RYERSON DANCE ALUMNI ARE MAKING MOVES

In Arts & Life /

By Jessica Ford

Arts & Life Editor

Five Ryerson dance alumni are taking their careers under their own feet by creating a dance collective and releasing an innovative new show called “side [a]ffects.”

Graduates Shannon Litzenberger and Tal Aronson found that there weren’t many jobs for new dancers when they graduated in 2001 and started the Integrated Dance Artists Collective (IDAC) in 2001. “We were looking for a way to facilitate our professional development,” artistic director Litzenberger said. “We just decided to go about creating a mechanism to do that on our own without having to rely on the few opportunities that existed in the field.” Other Ryerson dance graduates Lauren Cook, Elizabeth Kmiec and Andrea Spaziani have since joined the collective.

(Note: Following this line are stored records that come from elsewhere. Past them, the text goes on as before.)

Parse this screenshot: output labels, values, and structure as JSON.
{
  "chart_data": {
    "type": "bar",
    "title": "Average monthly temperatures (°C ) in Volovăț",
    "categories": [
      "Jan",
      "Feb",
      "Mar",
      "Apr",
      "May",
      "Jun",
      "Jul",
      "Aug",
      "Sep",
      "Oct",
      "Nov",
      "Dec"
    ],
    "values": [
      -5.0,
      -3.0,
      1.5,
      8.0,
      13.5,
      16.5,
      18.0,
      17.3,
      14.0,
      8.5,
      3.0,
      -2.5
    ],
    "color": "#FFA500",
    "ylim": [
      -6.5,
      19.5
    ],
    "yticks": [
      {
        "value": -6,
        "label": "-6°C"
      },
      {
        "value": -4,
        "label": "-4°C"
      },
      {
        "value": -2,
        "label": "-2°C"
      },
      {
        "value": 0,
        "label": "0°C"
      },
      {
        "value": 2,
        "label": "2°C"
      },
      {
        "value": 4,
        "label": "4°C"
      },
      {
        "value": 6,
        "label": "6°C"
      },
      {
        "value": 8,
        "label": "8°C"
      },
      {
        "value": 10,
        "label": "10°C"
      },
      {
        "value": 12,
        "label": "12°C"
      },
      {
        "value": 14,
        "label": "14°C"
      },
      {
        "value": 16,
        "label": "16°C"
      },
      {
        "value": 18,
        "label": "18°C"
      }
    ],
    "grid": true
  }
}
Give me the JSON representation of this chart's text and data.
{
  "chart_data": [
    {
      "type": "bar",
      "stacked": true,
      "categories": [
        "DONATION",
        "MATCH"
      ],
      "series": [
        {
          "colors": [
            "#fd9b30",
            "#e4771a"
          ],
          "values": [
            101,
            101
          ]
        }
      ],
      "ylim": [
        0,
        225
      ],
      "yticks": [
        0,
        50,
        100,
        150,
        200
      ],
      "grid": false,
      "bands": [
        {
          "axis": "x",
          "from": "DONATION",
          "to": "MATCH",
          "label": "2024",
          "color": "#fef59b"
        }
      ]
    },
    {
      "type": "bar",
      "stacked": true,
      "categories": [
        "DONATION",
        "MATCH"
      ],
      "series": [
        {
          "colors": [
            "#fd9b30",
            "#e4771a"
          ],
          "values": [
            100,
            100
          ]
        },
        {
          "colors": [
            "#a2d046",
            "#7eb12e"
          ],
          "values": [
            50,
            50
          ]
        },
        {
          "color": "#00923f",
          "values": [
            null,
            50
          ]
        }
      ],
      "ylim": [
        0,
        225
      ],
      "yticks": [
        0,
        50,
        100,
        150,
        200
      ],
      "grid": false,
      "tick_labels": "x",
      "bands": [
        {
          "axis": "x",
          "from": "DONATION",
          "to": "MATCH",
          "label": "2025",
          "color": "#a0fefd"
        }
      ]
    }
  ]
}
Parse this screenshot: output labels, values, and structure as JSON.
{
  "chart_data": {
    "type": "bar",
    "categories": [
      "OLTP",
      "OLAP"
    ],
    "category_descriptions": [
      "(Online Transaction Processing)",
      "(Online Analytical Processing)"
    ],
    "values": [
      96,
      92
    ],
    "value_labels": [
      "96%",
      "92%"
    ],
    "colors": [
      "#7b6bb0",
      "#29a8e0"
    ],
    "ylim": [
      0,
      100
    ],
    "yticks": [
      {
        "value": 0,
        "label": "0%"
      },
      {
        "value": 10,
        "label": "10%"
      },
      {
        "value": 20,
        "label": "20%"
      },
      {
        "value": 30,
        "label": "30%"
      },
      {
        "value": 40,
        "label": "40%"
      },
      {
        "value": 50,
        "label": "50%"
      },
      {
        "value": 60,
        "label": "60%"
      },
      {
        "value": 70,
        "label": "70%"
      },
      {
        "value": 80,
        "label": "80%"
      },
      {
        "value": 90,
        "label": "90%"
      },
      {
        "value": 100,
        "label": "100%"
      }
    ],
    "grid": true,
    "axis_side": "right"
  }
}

The women were able to make connections during their years at Ryerson that have benefited them throughout their professional careers. “It’s mostly the experience of working with more established choreographers and also starting to build networks as a student that then begin to be more useful as you carry on in your career.”

Litzenberger advises current dance students to take the time they have in school to figure out what they want to do when they graduate. “Attend opening night so you can stay afterwards for the reception to meet the choreographers and become familiar with the work that is out there,” she said.

Choreographer David Earle was a guest in Litzenberger and Aronson’s modern dance class in their graduating year, which led to him choreographing one of the four works in “side [a]ffects.”

The show, which ran from Sept.12 to 16 at the Winchester Street Theatre, was a collection of three new dance works and one newly remounted piece. “I think that the diversity in the program is what’s interesting. It’s a mixed repertoire so each of the pieces has a different style by a different creator,” Litzenberger said.

If you missed the show, this may not be the last time these pieces are performed together. Litzenberger said,

“There’s always the potential for the work to be performed later on in another context, like in other festivals or in other events.”